The World Health Organization (WHO) has predicted an "exponential increase" in infections across west Africa, and warned that Liberia will face thousands of new cases in the coming weeks.
"We are overwhelmed. The patients keep coming in (huge) numbers. Yesterday we received up to 30 patients," Sophie Jane, a spokeswoman for Doctors Without Borders told AFP at the aid agency's Ebola unit in Monrovia.
The WHO upped the death toll yesterday to 2,296 out of 4,293 cases in Liberia, Sierra Leone, Guinea and Nigeria. Nearly half of all infections had come in the past 21 days, it said.
Sierra Leone, which has reported some 500 deaths from 1,400 cases, said the crisis had devastated its economy, with growth pared back to single digits for the first time since the country's mining boom started in 2011.
Finance Minister Kaifala Samura told reporters in the capital Freetown growth had slowed to seven percent on-year since the country registered its first cases in May.
"Businesses are shutting down, the foreign exchange rate is no longer in our favour, many airlines are not flying our routes, prices of essential commodities have soared (and) revenue is dropping while Ebola continues to spread," he said.
Sierra Leone, one of the world's poorest countries where half the population lives on less than $1.25 (0.97 euros) a day, is still struggling to recover from a ruinous 11-year civil war which ended in 2002.
But the economy has boomed in recent years, with gross domestic product (GDP) expanding by 15.2 percent in 2012 -- the fastest growth in sub-Saharan Africa -- driven largely by its rapidly expanding mining sector.

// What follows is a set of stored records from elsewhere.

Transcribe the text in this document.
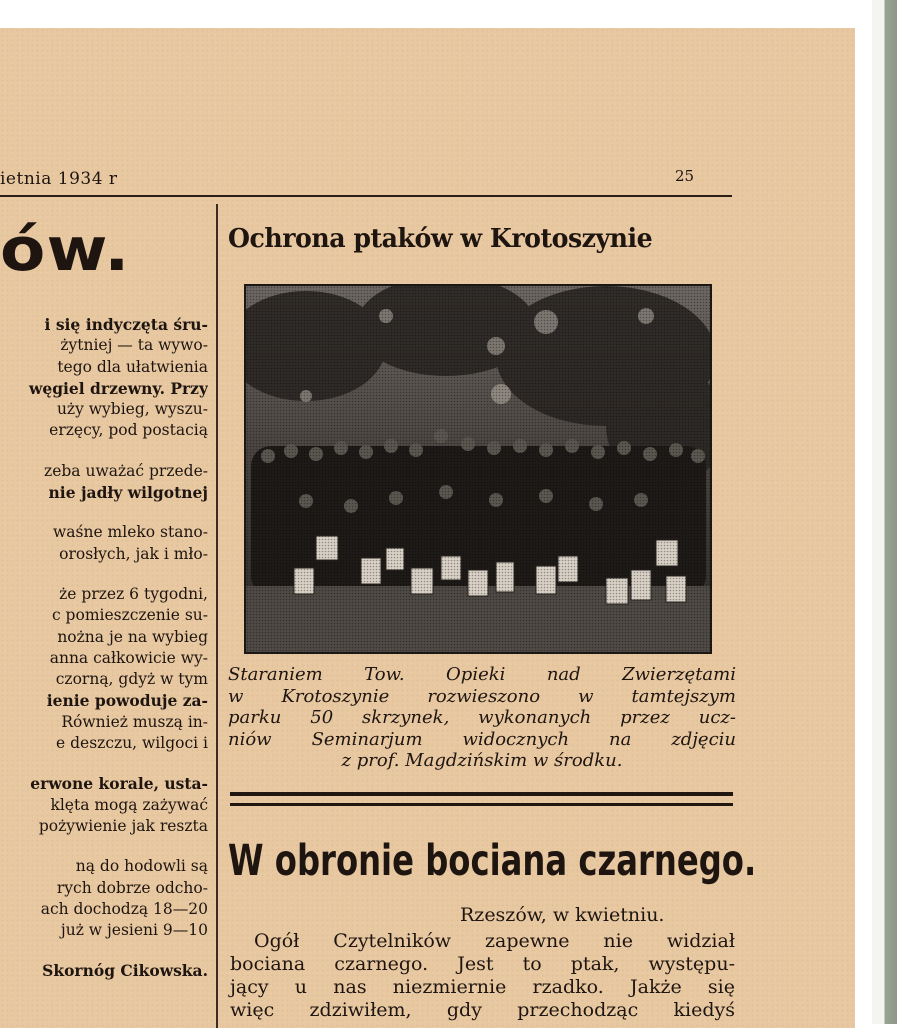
ietnia 1934 r	25
ów.
i się indyczęta śru-
żytniej — ta wywo-
tego dla ułatwienia
węgiel drzewny. Przy
uży wybieg, wyszu-
erzęcy, pod postacią
zeba uważać przede-
nie jadły wilgotnej
waśne mleko stano-
orosłych, jak i mło-
że przez 6 tygodni,
c pomieszczenie su-
nożna je na wybieg
anna całkowicie wy-
czorną, gdyż w tym
ienie powoduje za-
Również muszą in-
e deszczu, wilgoci i
erwone korale, usta-
klęta mogą zażywać
pożywienie jak reszta
ną do hodowli są
rych dobrze odcho-
ach dochodzą 18—20
już w jesieni 9—10
Skornóg Cikowska.
Ochrona ptaków w Krotoszynie
Staraniem Tow. Opieki nad Zwierzętami
w Krotoszynie rozwieszono w tamtejszym
parku 50 skrzynek, wykonanych przez ucz-
niów Seminarjum widocznych na zdjęciu
z prof. Magdzińskim w środku.
W obronie bociana czarnego.
Rzeszów, w kwietniu.
Ogół Czytelników zapewne nie widział
bociana czarnego. Jest to ptak, występu-
jący u nas niezmiernie rzadko. Jakże się
więc zdziwiłem, gdy przechodząc kiedyś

Economic growth in Sierra Leone hasn't been confined to single figures since 2011.
The World Bank had forecast the economy would expand by 14.1 percent this year, up from 13.3 percent in 2013, before the Ebola epidemic hit.
The bank also predicted the epidemic will wipe a full percentage point off growth in Guinea this year, from 4.5 percent to 3.5 percent.

Gates Foundation to spend $50M on Ebola response
The Bill & Melinda Gates Foundation says it will spend $50 million to support emergency response to the Ebola outbreak in West Africa, in addition to the $10 million the foundation has already committed.
In an announcement today, the Seattle-based foundation said the money will go to the United Nations and international organisations involved in fighting transmission of the virus.
The money will be used to purchase supplies and to develop vaccines, therapies and better diagnostic tools.
The foundation has previously committed more than $10 million on emergency operations, treatment and research.
Gates CEO Sue Desmond-Hellman says the exact ways the new money will be spent is still being discussed. The foundation wants to help stop the outbreak as well as accelerate development of treatments and vaccines.